Like many of you, I have been through my share of drama in relationships.
The slamming of doors, days of avoidance or all-out arguing, as well as hours of crying both alone and to friends and family about the travesty that my relationship had become.
It was as if the dynamic turned into a green monster that had taken on a life of its own.
In a sense, this is true. The dynamic is a cycle not easily broken.
Typically one person is pushing and pursuing and the other is running and avoiding; meeting in the middle is not something that happens easily, if at all. It is not more the fault of either—each typically carries the same weight when it comes to responsibility in the way that this plays out.
This pursuing can show up in a lot of different ways. It can be too many text messages, the constant need for validation, always wanting to know what the other is doing—anything that stems from what deep down is the need to cling. The more that one runs the more the other feels the need to pursue, and the more that that person pursues, the more the other feels to need to pull away.
This dynamic truly is a beast that feeds itself.
This is what has been termed as a codependent relationship, which sadly, the majority of people who struggle in their relationships are up against.
Long-term recovery is not as simple as one person not playing their part on one or a few occasions, as these tendencies can sometimes have become deeply engrained. Our patterns can even stick with us from one relationship to the next.
Once a couple finds themselves in this destructive loop, it is extremely difficult to break the cycle, but it can be done.
What an interdependent relationship looks like is that where both parties have both first found independence.
True independence is easiest to be found outside of a relationship, but if each—read: each person can begin to see their role in this dynamic, and if each is able to find some space to rediscover hobbies that they love, the ability to spend time alone and to re-connect with themselves, they stand a shot at coming back together with the ability to not only sustain their relationship, but thrive as a couple.
If both can reunite—after an emotional or physical reprieve, or if a new relationship can start, with both parties having their feet on the ground—nobody is carrying anyone else, nobody is leaning on anyone else for validation or acting out of a need for the other to “complete” them, and both will have the space to grow.
Despite what various aspects of our culture has taught us, none of us need to be completed or fixed, and none of us need to complete or fix anyone else. The need to find or be a prince, princess or hero will only contribute to a codependent dynamic and once that relationship is established it is difficult to change.
I used to wonder how two people could ever have the type of relationship that lasts for years or even decades. After all, I seem to reinvent myself constantly. I am so frequently changing my career and have interests in new hobbies—my mindset and worldview even changes with time, and I not only allow, but expect that my partner has the same desire to pursue new passions and evolve as a person, at whatever pace is right for them.

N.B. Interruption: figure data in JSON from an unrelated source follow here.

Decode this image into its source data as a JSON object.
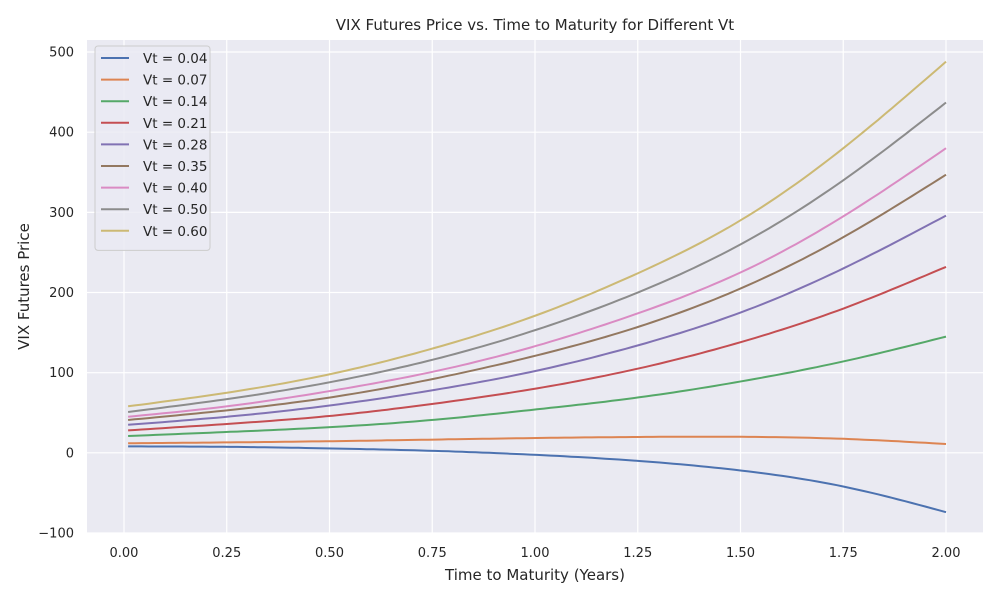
{
  "chart_data": {
    "type": "line",
    "title": "VIX Futures Price vs. Time to Maturity for Different Vt",
    "xlabel": "Time to Maturity (Years)",
    "ylabel": "VIX Futures Price",
    "xlim": [
      -0.09,
      2.09
    ],
    "ylim": [
      -100,
      515
    ],
    "xticks": [
      0.0,
      0.25,
      0.5,
      0.75,
      1.0,
      1.25,
      1.5,
      1.75,
      2.0
    ],
    "xtick_labels": [
      "0.00",
      "0.25",
      "0.50",
      "0.75",
      "1.00",
      "1.25",
      "1.50",
      "1.75",
      "2.00"
    ],
    "yticks": [
      -100,
      0,
      100,
      200,
      300,
      400,
      500
    ],
    "ytick_labels": [
      "−100",
      "0",
      "100",
      "200",
      "300",
      "400",
      "500"
    ],
    "grid": true,
    "legend_position": "top-left",
    "background": "#eaeaf2",
    "x": [
      0.01,
      0.25,
      0.5,
      0.75,
      1.0,
      1.25,
      1.5,
      1.75,
      2.0
    ],
    "series": [
      {
        "name": "Vt = 0.04",
        "color": "#4c72b0",
        "values": [
          8,
          7.5,
          5.5,
          2.5,
          -2.5,
          -10,
          -22,
          -42,
          -74
        ]
      },
      {
        "name": "Vt = 0.07",
        "color": "#dd8452",
        "values": [
          12,
          13,
          14.5,
          16.5,
          18.5,
          19.8,
          20,
          17.5,
          11
        ]
      },
      {
        "name": "Vt = 0.14",
        "color": "#55a868",
        "values": [
          21,
          26,
          32,
          41,
          54,
          69,
          89,
          114,
          145
        ]
      },
      {
        "name": "Vt = 0.21",
        "color": "#c44e52",
        "values": [
          28,
          36,
          46,
          61,
          80,
          105,
          138,
          180,
          232
        ]
      },
      {
        "name": "Vt = 0.28",
        "color": "#8172b3",
        "values": [
          35,
          45,
          59,
          78,
          102,
          134,
          175,
          230,
          296
        ]
      },
      {
        "name": "Vt = 0.35",
        "color": "#937860",
        "values": [
          41,
          53,
          69,
          92,
          121,
          157,
          205,
          269,
          347
        ]
      },
      {
        "name": "Vt = 0.40",
        "color": "#da8bc3",
        "values": [
          45,
          58,
          77,
          101,
          133,
          174,
          225,
          295,
          380
        ]
      },
      {
        "name": "Vt = 0.50",
        "color": "#8c8c8c",
        "values": [
          51,
          67,
          88,
          116,
          153,
          200,
          260,
          340,
          437
        ]
      },
      {
        "name": "Vt = 0.60",
        "color": "#ccb974",
        "values": [
          58,
          75,
          98,
          130,
          171,
          224,
          290,
          380,
          488
        ]
      }
    ]
  }
}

It is in a combination of this interdependent dynamic and a mutual curiosity that this balance can be achieved.
If two people really love each other with open hearts, and are independent and secure enough in themselves, they can walk through life hand in hand without having to lean on each other.

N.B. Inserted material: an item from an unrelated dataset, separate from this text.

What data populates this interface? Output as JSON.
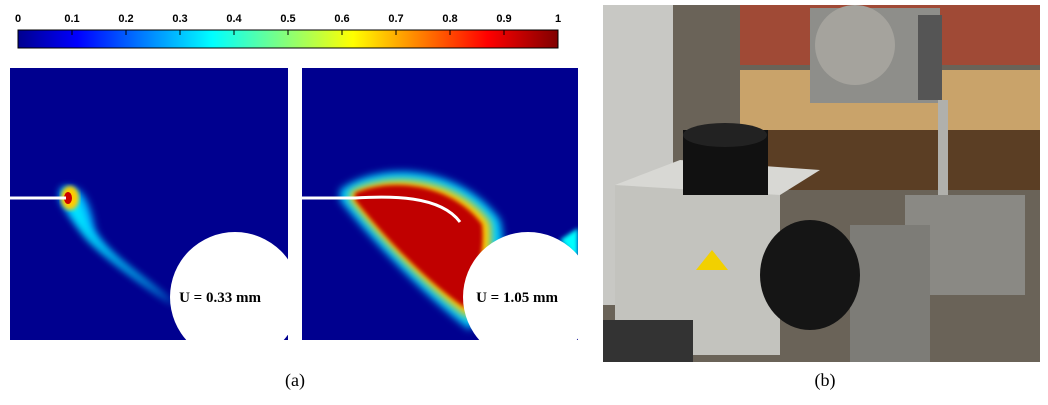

Their hands are connected all the while, but they are free to look in the other direction, and to give their attention and energy to things other than the relationship.
Both feel secure because of this strong connection that they work to maintain, so neither feels threatened by the others’ independence.
They can be connected at the heart and soul level—a healthy connection that does not revolve around neediness, possessiveness or anything else that may stem from fear or insecurities, but rather a mutual respect, a genuine interest in what the other is thinking and doing, playfulness even, and a realization that one never really knows the other, as theirs is not a static existence.
They are constantly changing, like the clouds in the sky.
Every day they are their own original work of art, and it is our choice to see the new beauty that our “other” brings to the dynamic, and to others as well.
Despite the effort and self-awareness that is required, a true interdependent relationship can be that of “one + one = three.”
Real love is not an emotion, but is something else entirely. If two people can encourage each other to truly and freely be them self, love itself can act as it’s own separate entity, nourishing the growth of both parties even more than if they were alone.